O papa Francisco não vê diferença entre as penas na cabeça de um indígena da Amazônia e o chapéu usado pelos líderes da Igreja, insistiu Francisco nesta segunda-feira, abrindo os debates de um sínodo dedicado a essa região.
“Fiquei triste ao ouvir, aqui mesmo, um comentário sarcástico sobre um homem devoto que levou ofertas com penas na cabeça. Digam-me: qual é a diferença entre ter penas na cabeça e o chapéu tricórnio usado por certos responsáveis em nossos dicastérios?” (ministérios da Cúria Romana), questionou o pontífice, para os aplausos da assembleia.
O sínodo discutirá os problemas ecológicos e sociais da Amazônia e tentará apresentar propostas para o trabalho da Igreja nesta região.
Diante de mais de 250 participantes, o papa reagiu contra as “palavras ofensivas” em relação aos povos indígenas e rejeitou as “colonizações ideológicas” destrutivas ou redutoras.
“As ideologias são uma arma perigosa, são redutivas e nos levam ao exagero em nossa pretensão de entender intelectualmente, mas sem aceitar, entender sem admirar, entender sem assumir”.
Quanto ao texto de trabalho do sínodo, já criticado pelos ultraconservadores da Igreja, o papa pediu aos bispos que se sintam à vontade para escrever seu próprio documento final.
“Um texto mártir”
O documento de trabalho (“instrumentum laboris”), nascido de uma vasta consulta dos povos indígenas da Amazônia, “é um texto mártir destinado a ser destruído”, brincou o papa, causando risadas.
Antes de começar os trabalhos, todos os participantes do sínodo se reuniram na manhã desta segunda-feira na Basílica de São Pedro.

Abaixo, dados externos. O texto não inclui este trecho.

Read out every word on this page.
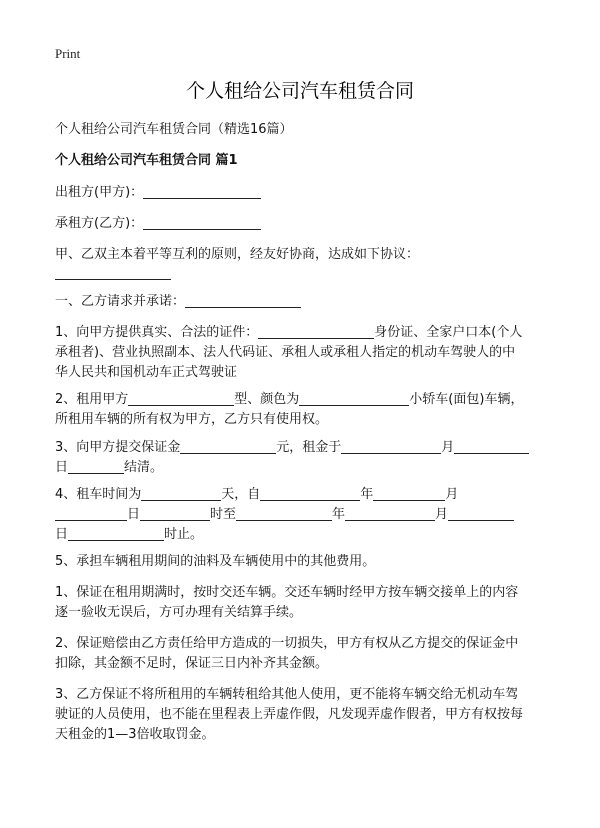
Print
个人租给公司汽车租赁合同
个人租给公司汽车租赁合同（精选16篇）
个人租给公司汽车租赁合同 篇1
出租方(甲方)：
承租方(乙方)：
甲、乙双主本着平等互利的原则，经友好协商，达成如下协议：
一、乙方请求并承诺：
1、向甲方提供真实、合法的证件：	身份证、全家户口本(个人
承租者)、营业执照副本、法人代码证、承租人或承租人指定的机动车驾驶人的中
华人民共和国机动车正式驾驶证
2、租用甲方	型、颜色为	小轿车(面包)车辆，
所租用车辆的所有权为甲方，乙方只有使用权。
3、向甲方提交保证金	元，租金于	月
日	结清。
4、租车时间为	天，自	年	月
日	时至	年	月
日	时止。
5、承担车辆租用期间的油料及车辆使用中的其他费用。
1、保证在租用期满时，按时交还车辆。交还车辆时经甲方按车辆交接单上的内容
逐一验收无误后，方可办理有关结算手续。
2、保证赔偿由乙方责任给甲方造成的一切损失，甲方有权从乙方提交的保证金中
扣除，其金额不足时，保证三日内补齐其金额。
3、乙方保证不将所租用的车辆转租给其他人使用，更不能将车辆交给无机动车驾
驶证的人员使用，也不能在里程表上弄虚作假，凡发现弄虚作假者，甲方有权按每
天租金的1—3倍收取罚金。
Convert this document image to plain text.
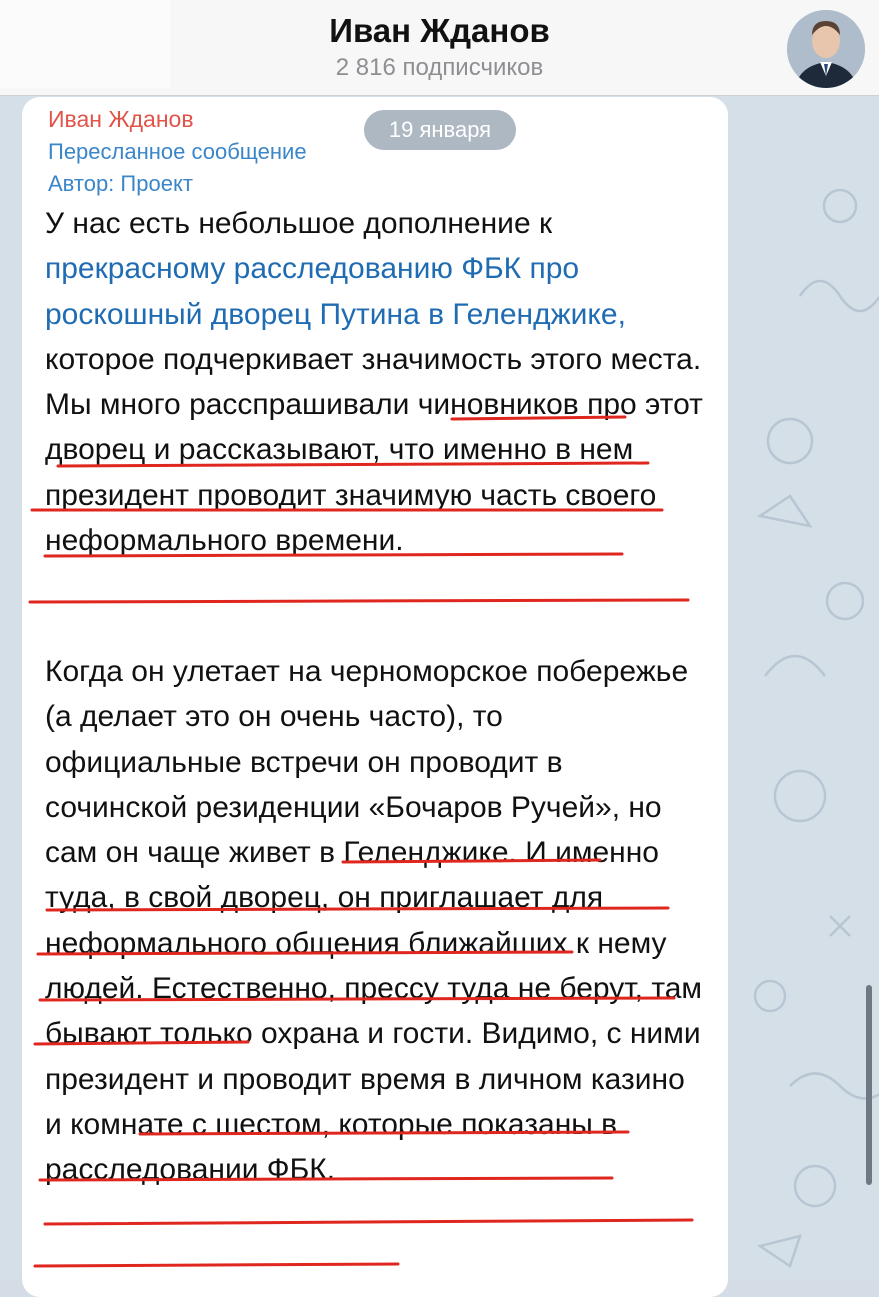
Иван Жданов
2 816 подписчиков
Иван Жданов
Пересланное сообщение
Автор: Проект
19 января
У нас есть небольшое дополнение к прекрасному расследованию ФБК про роскошный дворец Путина в Геленджике, которое подчеркивает значимость этого места. Мы много расспрашивали чиновников про этот дворец и рассказывают, что именно в нем президент проводит значимую часть своего неформального времени.
Когда он улетает на черноморское побережье (а делает это он очень часто), то официальные встречи он проводит в сочинской резиденции «Бочаров Ручей», но сам он чаще живет в Геленджике. И именно туда, в свой дворец, он приглашает для неформального общения ближайших к нему людей. Естественно, прессу туда не берут, там бывают только охрана и гости. Видимо, с ними президент и проводит время в личном казино и комнате с шестом, которые показаны в расследовании ФБК.
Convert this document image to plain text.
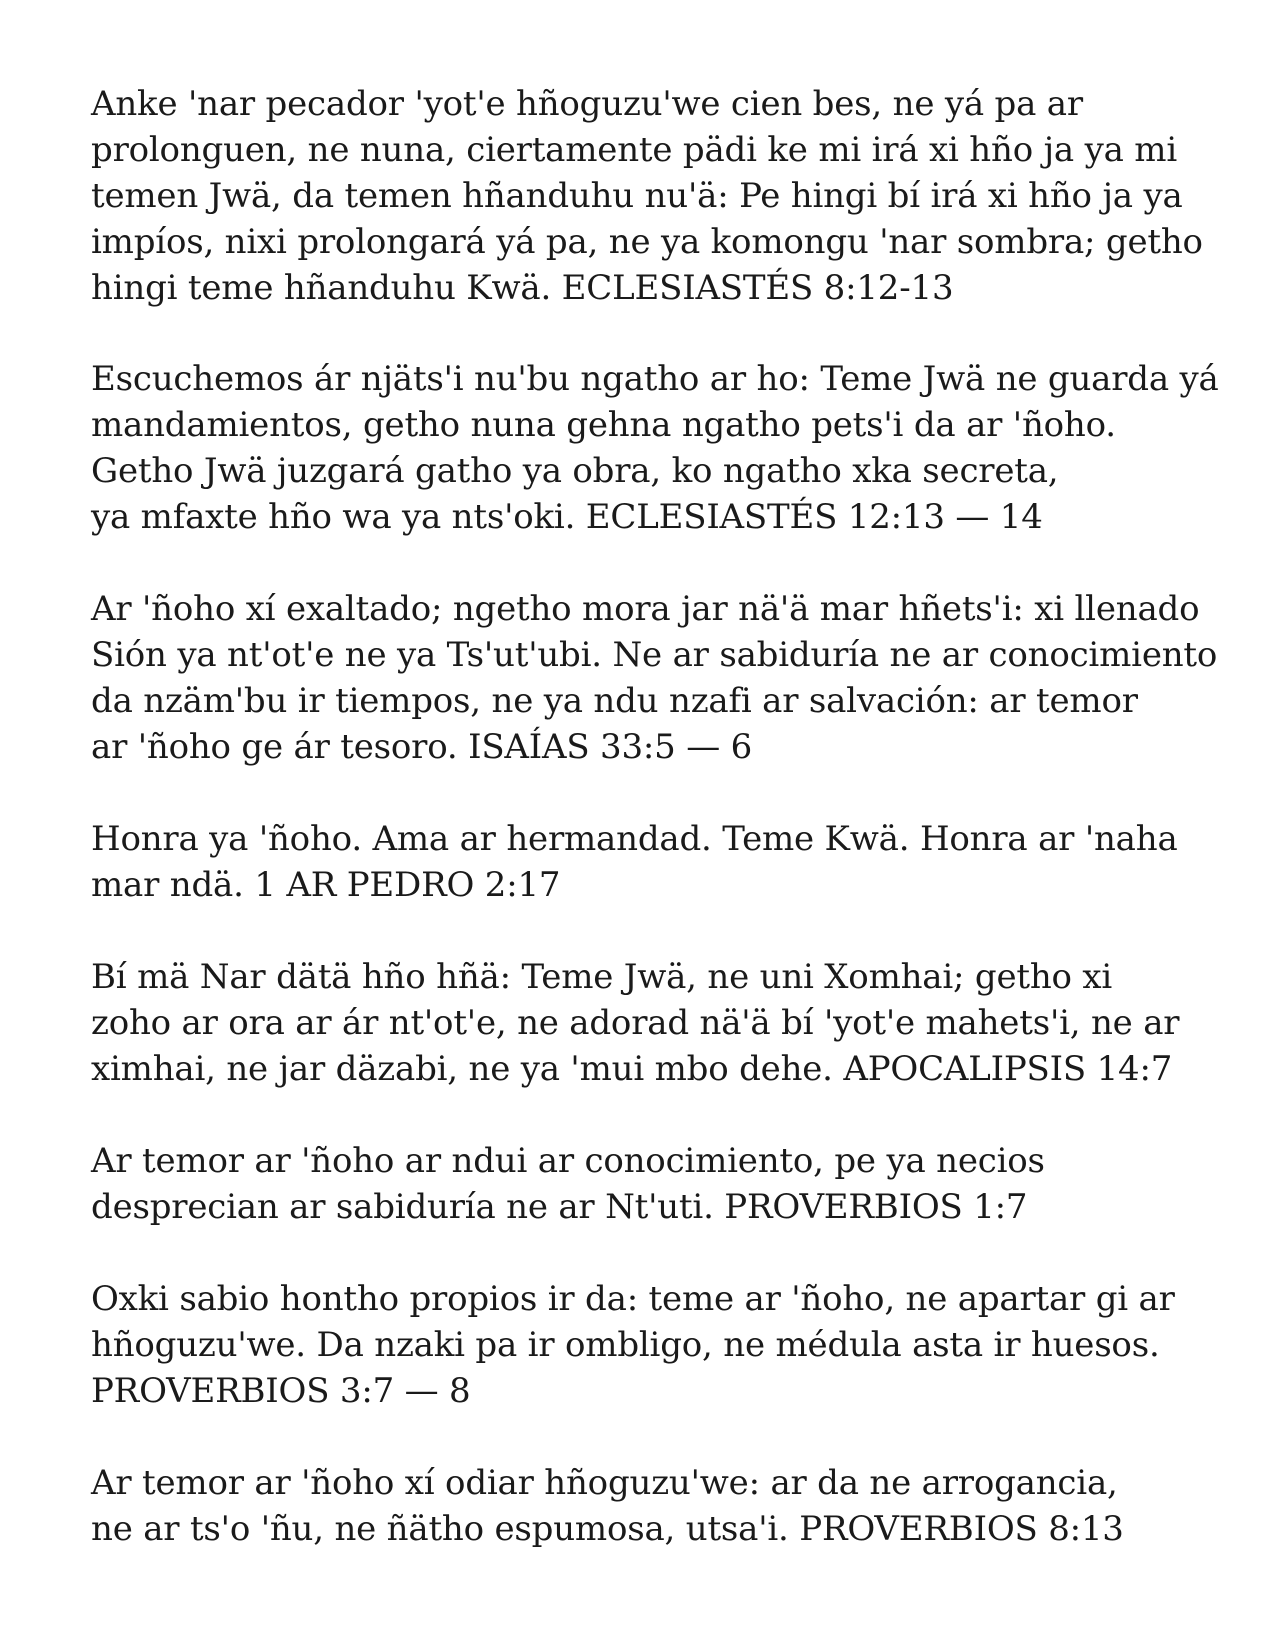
Anke 'nar pecador 'yot'e hñoguzu'we cien bes, ne yá pa ar
prolonguen, ne nuna, ciertamente pädi ke mi irá xi hño ja ya mi
temen Jwä, da temen hñanduhu nu'ä: Pe hingi bí irá xi hño ja ya
impíos, nixi prolongará yá pa, ne ya komongu 'nar sombra; getho
hingi teme hñanduhu Kwä. ECLESIASTÉS 8:12-13

Escuchemos ár njäts'i nu'bu ngatho ar ho: Teme Jwä ne guarda yá
mandamientos, getho nuna gehna ngatho pets'i da ar 'ñoho.
Getho Jwä juzgará gatho ya obra, ko ngatho xka secreta,
ya mfaxte hño wa ya nts'oki. ECLESIASTÉS 12:13 — 14

Ar 'ñoho xí exaltado; ngetho mora jar nä'ä mar hñets'i: xi llenado
Sión ya nt'ot'e ne ya Ts'ut'ubi. Ne ar sabiduría ne ar conocimiento
da nzäm'bu ir tiempos, ne ya ndu nzafi ar salvación: ar temor
ar 'ñoho ge ár tesoro. ISAÍAS 33:5 — 6

Honra ya 'ñoho. Ama ar hermandad. Teme Kwä. Honra ar 'naha
mar ndä. 1 AR PEDRO 2:17

Bí mä Nar dätä hño hñä: Teme Jwä, ne uni Xomhai; getho xi
zoho ar ora ar ár nt'ot'e, ne adorad nä'ä bí 'yot'e mahets'i, ne ar
ximhai, ne jar däzabi, ne ya 'mui mbo dehe. APOCALIPSIS 14:7

Ar temor ar 'ñoho ar ndui ar conocimiento, pe ya necios
desprecian ar sabiduría ne ar Nt'uti. PROVERBIOS 1:7

Oxki sabio hontho propios ir da: teme ar 'ñoho, ne apartar gi ar
hñoguzu'we. Da nzaki pa ir ombligo, ne médula asta ir huesos.
PROVERBIOS 3:7 — 8

Ar temor ar 'ñoho xí odiar hñoguzu'we: ar da ne arrogancia,
ne ar ts'o 'ñu, ne ñätho espumosa, utsa'i. PROVERBIOS 8:13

Representantes dos povos indígenas, que formaram um círculo em torno de uma barca de madeira colocada no chão da basílica, cantaram canções tradicionais.
Por sua vez, o papa, os bispos, os cardeais e religiosos do sínodo cantaram um texto católico tradicional.
Os povos indígenas, com roupas coloridas, alguns com cocares de penas, entregaram alguns presentes ao papa.
Todos os participantes deixaram a basílica em procissão, seguindo a barca da Amazônia até a sala do sínodo, ao ritmo de canções locais em espanhol sobre “os filhos da selva”, “as águas dos rios” e “a terra fértil”.
O documento de trabalho do sínodo insiste na necessidade de uma “inculturação” (termo cristão que defende uma adaptação missionária à cultura local).
A assembleia vai discutir, portanto, se o catolicismo deve ser tratado em todos os lugares como um símbolo da cultura romana e latina, ou se pode ser interpretado à sua maneira e sem negá-lo por outras culturas.
Para o cardeal alemão Walter Brandmüller, ex-presidente do Pontifício Comitê de Ciências Históricas, trata-se de “heresia” e criticou a corrente que amplia as “práticas de cura indígenas” e o “diálogo com os espíritos”.
O cardeal brasileiro Cláudio Hummes, presidente da Rede Eclesial Pan-Amazônica (REPAM) e relator do sínodo, pediu aos participantes “não ter medo do novo”.
“Uma coisa é o tradicionalismo que fica preso no passado, outra é a verdadeira tradição que é a história viva da Igreja, em que cada geração, acolhendo o que lhe é entregue pelas gerações anteriores como compreensão e vivência da fé em Jesus Cristo, enriquece esta tradição com sua própria vivência”, considerou.
“Na fase da escuta sinodal, os povos indígenas manifestaram de muitos modos que querem o apoio da Igreja na defesa e promoção de seus direitos, na construção de seu futuro e pedem que a Igreja seja uma aliada constante”, insistiu ainda o brasileiro, que foi criticado pelo presidente Jair Bolsonaro nos últimos meses.